Frequently Asked Questions
Will I lose my Apple Health home care on October 1, 2026?
No, not if you are a U.S. citizen, a qualifying lawful permanent resident, a Cuban or Haitian entrant, or a COFA citizen. The October 1 change affects which noncitizen groups are eligible going forward; it does not end home care for the citizens and most green card holders who currently receive Apple Health.
What is the 80/20 Medicaid rule and when does it take effect?
The 80/20 rule is a federal Medicaid policy requiring that at least 80% of payments for personal care, homemaker, and home health aide services go to direct care worker compensation. State reporting begins in 2026, and full compliance is required by 2030.
I am not a U.S. citizen. Will I still qualify for Apple Health home care?
It depends on your specific immigration status. Lawful permanent residents (green card holders), Cuban and Haitian entrants, and COFA citizens remain eligible. Refugees, asylees, humanitarian parolees, and several other categories will lose federal Medicaid eligibility on October 1, 2026. Contact DSHS for case-specific guidance before that date.

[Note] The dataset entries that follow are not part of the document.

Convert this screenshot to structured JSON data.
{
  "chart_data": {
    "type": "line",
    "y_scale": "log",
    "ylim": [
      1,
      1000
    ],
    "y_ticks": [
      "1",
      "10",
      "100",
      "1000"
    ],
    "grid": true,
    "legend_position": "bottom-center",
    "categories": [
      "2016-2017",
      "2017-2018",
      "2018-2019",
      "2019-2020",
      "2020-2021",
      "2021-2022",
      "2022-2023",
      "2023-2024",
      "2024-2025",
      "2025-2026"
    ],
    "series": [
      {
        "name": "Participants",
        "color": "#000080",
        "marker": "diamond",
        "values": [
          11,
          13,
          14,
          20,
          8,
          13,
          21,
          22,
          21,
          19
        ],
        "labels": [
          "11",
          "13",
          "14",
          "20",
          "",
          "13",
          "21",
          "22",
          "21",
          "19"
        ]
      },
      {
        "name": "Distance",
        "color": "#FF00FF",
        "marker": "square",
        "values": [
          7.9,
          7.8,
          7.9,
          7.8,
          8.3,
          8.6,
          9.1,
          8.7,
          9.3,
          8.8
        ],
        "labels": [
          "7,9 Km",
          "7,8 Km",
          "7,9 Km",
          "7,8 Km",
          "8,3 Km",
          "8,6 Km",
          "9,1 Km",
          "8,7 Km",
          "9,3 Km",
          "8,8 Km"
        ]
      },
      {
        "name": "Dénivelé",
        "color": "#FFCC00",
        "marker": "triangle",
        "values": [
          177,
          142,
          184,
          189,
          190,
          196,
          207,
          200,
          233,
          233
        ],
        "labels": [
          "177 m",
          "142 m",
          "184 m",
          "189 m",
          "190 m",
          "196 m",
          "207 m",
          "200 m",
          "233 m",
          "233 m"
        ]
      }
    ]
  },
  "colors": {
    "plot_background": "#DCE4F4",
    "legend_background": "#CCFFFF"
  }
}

Do these changes affect COPES or In-Home Respite?
The Washington programs themselves (COPES, Medicaid Personal Care, and In-Home Respite) remain active in 2026. The federal changes affect eligibility, payment transparency, and future renewal frequency, not the existence of the programs.
Where can I get help in Snohomish, Whatcom, Skagit, or Island County?
Start with your DSHS Home and Community Services case manager if you have one. If you do not, contact Sunrise Services and we will help you understand your options. We have offices and care teams across the four-county area.
Take the Next Step
The Medicaid home care changes 2026 sound bigger than they are for most Washington families already receiving Apple Health home care. Coverage continues. Programs continue. What changes is the paperwork rhythm, eligibility for some noncitizen groups, and the long-term workforce funding model. Use this year to update your information, confirm your renewal date, and ask questions while there is plenty of time.